SCHWEIZ – Letzten Donnerstag ist der Braunbär in die Schweiz eingewandert. Jetzt hat Meister Petz im Unterengadin vier Schafe gerissen. Massnahmen plant der Kanton jedoch vorerst nicht.

(Symbolbild)

Die vier toten Schafe wurden gestern im Val Plavna, einem Seitental bei Tarasp, entdeckt. Die Tiere gehörten zu einer Gruppe von 65 Schafen, die unbeaufsichtigt geweidet hatten. Wie Hannes Jenny, Wildbiologe beim kantonalen Amt für Jagd und Fischerei, gestern sagte, plane der Kanton gegenwärtig keine besonderen Massnahmen. Es sei nicht aussergewöhnlich, dass ein Braunbär eine unbeaufsichtigte Schafherde angreife. Damit müsse man rechnen, auch wenn dies für den Besitzer der Tiere tragisch sei. Der Bär sei vorläufig noch kein Problembär und erst recht kein Risikobär. Erst dann würden konkrete Massnahmen ergriffen.

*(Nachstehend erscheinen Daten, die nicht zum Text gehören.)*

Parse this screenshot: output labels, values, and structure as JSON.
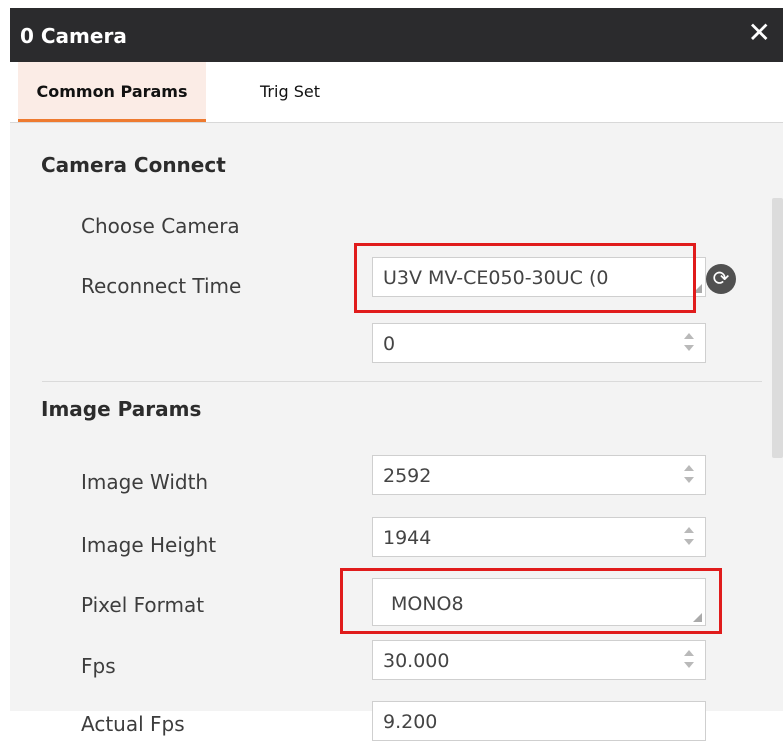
{
  "window": {
    "title": "0 Camera",
    "close_glyph": "✕"
  },
  "tabs": [
    {
      "label": "Common Params",
      "active": true
    },
    {
      "label": "Trig Set",
      "active": false
    }
  ],
  "sections": {
    "camera_connect": {
      "heading": "Camera Connect",
      "choose_camera": {
        "label": "Choose Camera",
        "value": "U3V MV-CE050-30UC (0"
      },
      "reconnect_time": {
        "label": "Reconnect Time",
        "value": "0"
      },
      "refresh_icon_glyph": "⟳"
    },
    "image_params": {
      "heading": "Image Params",
      "image_width": {
        "label": "Image Width",
        "value": "2592"
      },
      "image_height": {
        "label": "Image Height",
        "value": "1944"
      },
      "pixel_format": {
        "label": "Pixel Format",
        "value": "MONO8"
      },
      "fps": {
        "label": "Fps",
        "value": "30.000"
      },
      "actual_fps": {
        "label": "Actual Fps",
        "value": "9.200"
      }
    }
  },
  "colors": {
    "titlebar": "#2b2b2d",
    "tab_active_bg": "#fbece6",
    "tab_active_underline": "#ee7a2f",
    "highlight_box": "#e01b1b",
    "panel_bg": "#f3f3f3"
  }
}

Dass die Schafe unbeaufsichtigt gewesen sind, ist bei einer Herde in dieser Grössenordnung völlig normal. Denn die Beaufsichtigung durch einen Hirten oder gar der Einsatz von Hirtenhunden sei für den Besitzer ganz einfach nicht finanzierbar.

Erkenntnisse über die Herkunft des Bären werden erst in rund zwei Wochen vorliegen.